Why a third review matters now

Since the 1995 Pensions Act forced men and women onto the same retirement track, the UK has nudged the State Pension age higher three times. What began as 60 for women and 65 for men in the post‑war era is now 66 for everyone, with legislation already earmarking 67 by the late 2020s and 68 by the mid‑2040s. The latest review, launched in July 2025, is the government’s attempt to match policy with longer lives, higher wages and the fiscal pressure of an ageing population.

Dr Suzy Morrissey, a veteran civil servant, will head a panel that will sift through two key reports: an independent analysis of the factors that should shape pension age decisions, and a Government Actuary Department forecast of future life expectancy. The panel’s mandate is clear – decide if the current timetable still fits the reality of people living longer, healthier lives.

  • Current timetable: 66 for both sexes now; rise to 67 between 2026‑2028; rise to 68 between 2044‑2046.
  • Key legislation driving change: Pensions Act 1995 (equalisation), 2007 (67‑68 roadmap), 2011 (accelerated 65‑66 shift), 2014 (earlier 67 jump).
  • Data sources: actuarial life‑expectancy models, health‑care trends, labour‑market participation rates.
What the changes could mean for workers and the economy

What the changes could mean for workers and the economy

Higher retirement ages can boost the tax base and ease pressure on public finances, but they also raise questions about job security for older employees. For low‑paid workers, an extra year or two in the workforce could mean delayed access to a modest pension, potentially widening inequality.

At the same time, the pension itself has not been frozen.

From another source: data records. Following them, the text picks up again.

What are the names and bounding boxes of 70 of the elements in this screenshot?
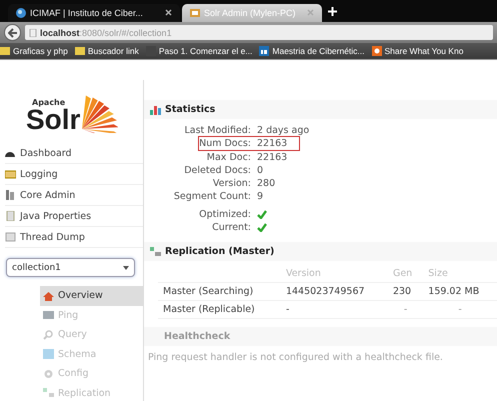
table-cell: Master (Searching) [158,282,281,301]
stat-value: 280 [257,177,276,190]
bar-chart-icon [150,104,161,114]
folder-icon [5,169,16,180]
stat-value: 22163 [257,150,288,164]
settings-icon [43,368,54,379]
column-header: Size [423,265,497,283]
back-button[interactable] [4,24,21,41]
url-text: localhost:8080/solr/#/collection1 [40,28,172,38]
core-selector[interactable]: collection1 [6,258,135,277]
bookmark-link[interactable]: Graficas y php [0,46,68,56]
document-icon [5,211,16,222]
folder-icon [0,46,10,56]
tab-title: ICIMAF | Instituto de Ciber... [30,8,143,18]
stat-label: Deleted Docs: [183,164,251,178]
bookmark-link[interactable]: Maestria de Cibernétic... [259,46,365,56]
new-tab-icon [328,6,337,16]
address-bar[interactable]: localhost:8080/solr/#/collection1 [25,25,493,40]
document-icon [5,232,16,242]
site-icon [16,8,26,18]
logo-caption: Apache [32,98,66,108]
tab-title: Solr Admin (Mylen-PC) [204,8,296,18]
back-arrow-icon [8,28,18,38]
sidebar-item[interactable]: Dashboard [5,143,143,164]
square-logo-icon [372,46,382,56]
close-tab-icon [307,9,314,16]
core-menu-item[interactable]: Overview [40,286,143,306]
stat-label: Segment Count: [172,190,251,204]
stat-value: 22163 [257,137,288,151]
bars-icon [5,190,16,200]
caret-icon [123,266,129,270]
sidebar-item[interactable]: Logging [5,164,143,186]
square-logo-icon [259,46,270,56]
sidebar-item[interactable]: Thread Dump [5,227,143,248]
stat-label: Num Docs: [198,137,251,151]
stat-label: Last Modified: [183,124,251,138]
screen-icon [43,310,54,320]
stat-label: Optimized: [198,208,251,222]
table-cell: - [280,300,388,319]
browser-tab[interactable]: ICIMAF | Instituto de Ciber... [8,4,180,22]
table-cell: 159.02 MB [423,282,497,301]
section-header: Replication (Master) [144,242,497,262]
column-header: Gen [388,265,424,283]
table-cell: - [423,300,497,319]
stat-value: 2 days ago [257,124,310,138]
bookmark-link[interactable]: Share What You Kno [372,46,464,56]
table-cell: Master (Replicable) [158,300,281,319]
table-cell: 230 [388,282,424,301]
search-icon [43,330,54,340]
section-header: Healthcheck [144,327,497,346]
site-icon [190,8,200,18]
sidebar-item[interactable]: Core Admin [5,185,143,206]
bookmark-link[interactable]: Paso 1. Comenzar el e... [146,46,252,56]
column-header: Version [280,265,388,283]
close-tab-icon [165,9,172,16]
stat-value: 9 [257,190,264,204]
table-cell: 1445023749567 [280,282,388,301]
stat-label: Version: [212,177,251,190]
status-message: Ping request handler is not configured with a healthcheck file. [147,351,444,364]
stat-label: Max Doc: [206,150,251,164]
sidebar-item[interactable]: Java Properties [5,206,143,228]
stat-label: Current: [211,221,251,234]
sunburst-logo-icon [80,93,118,134]
section-header: Statistics [144,100,497,119]
folder-icon [74,46,85,56]
table-cell: - [388,300,424,319]
stat-value: 0 [257,164,264,178]
house-icon [43,290,54,301]
logo-wordmark: Solr [26,107,80,134]
bookmark-link[interactable]: Buscador link [74,46,139,56]
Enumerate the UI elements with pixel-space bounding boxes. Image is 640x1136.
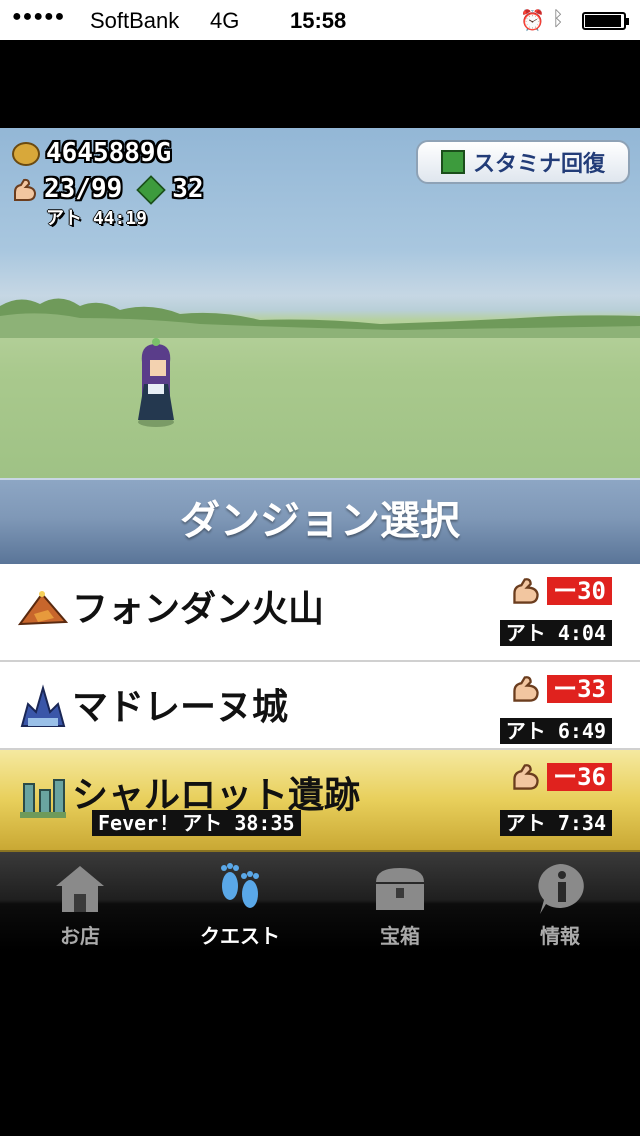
ruins-icon bbox=[20, 779, 66, 818]
dungeon-timer: アト 7:34 bbox=[499, 810, 612, 836]
status-bar: ●●●●● SoftBank 4G 15:58 ⏰ ᛒ bbox=[0, 0, 640, 40]
game-scene: 4645889G 23/99 32 アト 44:19 スタミナ回復 bbox=[0, 128, 640, 478]
tab-label: お店 bbox=[60, 924, 100, 948]
treasure-chest-icon bbox=[376, 868, 424, 910]
tab-shop[interactable]: お店 bbox=[0, 852, 160, 952]
stamina-timer: アト 44:19 bbox=[46, 208, 148, 229]
gem-value: 32 bbox=[172, 174, 204, 204]
stamina-cost: ー36 bbox=[511, 760, 612, 794]
carrier-name: SoftBank bbox=[90, 8, 180, 33]
stamina-cost-value: ー33 bbox=[547, 675, 612, 703]
clock: 15:58 bbox=[290, 8, 347, 33]
dungeon-row-charlotte-ruins[interactable]: シャルロット遺跡 Fever! アト 38:35 ー36 アト 7:34 bbox=[0, 750, 640, 852]
hero-character bbox=[138, 338, 174, 427]
bluetooth-icon: ᛒ bbox=[552, 8, 564, 30]
volcano-icon bbox=[18, 591, 68, 626]
tab-info[interactable]: 情報 bbox=[480, 852, 640, 952]
stamina-arm-icon bbox=[14, 178, 37, 201]
dungeon-row-fondant-volcano[interactable]: フォンダン火山 ー30 アト 4:04 bbox=[0, 564, 640, 662]
battery-fill bbox=[585, 15, 622, 27]
stamina-cost-value: ー30 bbox=[547, 577, 612, 605]
tab-label: クエスト bbox=[200, 924, 280, 948]
battery-icon bbox=[582, 12, 629, 30]
stamina-recover-label: スタミナ回復 bbox=[472, 152, 605, 177]
footprints-icon bbox=[221, 863, 259, 908]
alarm-icon: ⏰ bbox=[520, 10, 545, 32]
tab-label: 情報 bbox=[540, 924, 580, 948]
stamina-arm-icon bbox=[513, 676, 539, 702]
stamina-value: 23/99 bbox=[44, 174, 123, 204]
page-title: ダンジョン選択 bbox=[0, 478, 640, 564]
tab-treasure[interactable]: 宝箱 bbox=[320, 852, 480, 952]
stamina-cost: ー33 bbox=[511, 672, 612, 706]
coin-icon bbox=[12, 141, 40, 166]
shop-icon bbox=[56, 866, 104, 912]
stamina-display: 23/99 32 bbox=[12, 174, 204, 205]
castle-icon bbox=[20, 684, 66, 727]
tab-quest[interactable]: クエスト bbox=[160, 852, 320, 952]
tab-label: 宝箱 bbox=[380, 924, 420, 948]
gold-value: 4645889G bbox=[46, 138, 172, 168]
stamina-arm-icon bbox=[513, 578, 539, 604]
dungeon-name: フォンダン火山 bbox=[72, 589, 325, 630]
stamina-cost-value: ー36 bbox=[547, 763, 612, 791]
network-type: 4G bbox=[210, 8, 240, 33]
tab-bar: お店 クエスト 宝箱 情報 bbox=[0, 852, 640, 952]
stamina-cost: ー30 bbox=[511, 574, 612, 608]
stamina-arm-icon bbox=[513, 764, 539, 790]
gem-icon bbox=[136, 174, 166, 205]
stamina-recover-button[interactable]: スタミナ回復 bbox=[416, 140, 630, 184]
tree-line bbox=[0, 298, 640, 338]
info-icon bbox=[538, 864, 584, 914]
gold-display: 4645889G bbox=[12, 138, 171, 168]
dungeon-row-madeleine-castle[interactable]: マドレーヌ城 ー33 アト 6:49 bbox=[0, 662, 640, 750]
signal-strength: ●●●●● bbox=[12, 8, 66, 25]
dungeon-name: マドレーヌ城 bbox=[72, 687, 289, 728]
gem-icon bbox=[440, 150, 465, 174]
fever-timer: Fever! アト 38:35 bbox=[92, 810, 301, 836]
dungeon-timer: アト 6:49 bbox=[499, 718, 612, 744]
dungeon-timer: アト 4:04 bbox=[499, 620, 612, 646]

The triple‑lock mechanism – which guarantees a rise of at least the higher of wage growth, inflation or 2.5% – lifted the full new State Pension to £230.25 a week in April 2025. A further 4.7% increase to £241.05 is already slated for April 2026.

Industry groups argue that a higher pension amount partially offsets the cost of working longer, while pension charities warn that many retirees will still face shortfalls if they cannot secure additional private savings. The review’s findings will likely influence whether future reforms couple age hikes with stronger incentives for private retirement savings.

In practical terms, workers should start revisiting their retirement plans now. Financial advisers suggest testing different retirement ages in budgeting tools, considering the potential for higher pension payouts versus the loss of earnings during extra working years.

Ultimately, the third review will set the tone for how the UK balances longevity, fiscal sustainability and fairness. Its recommendations could reshape the retirement landscape for generations to come.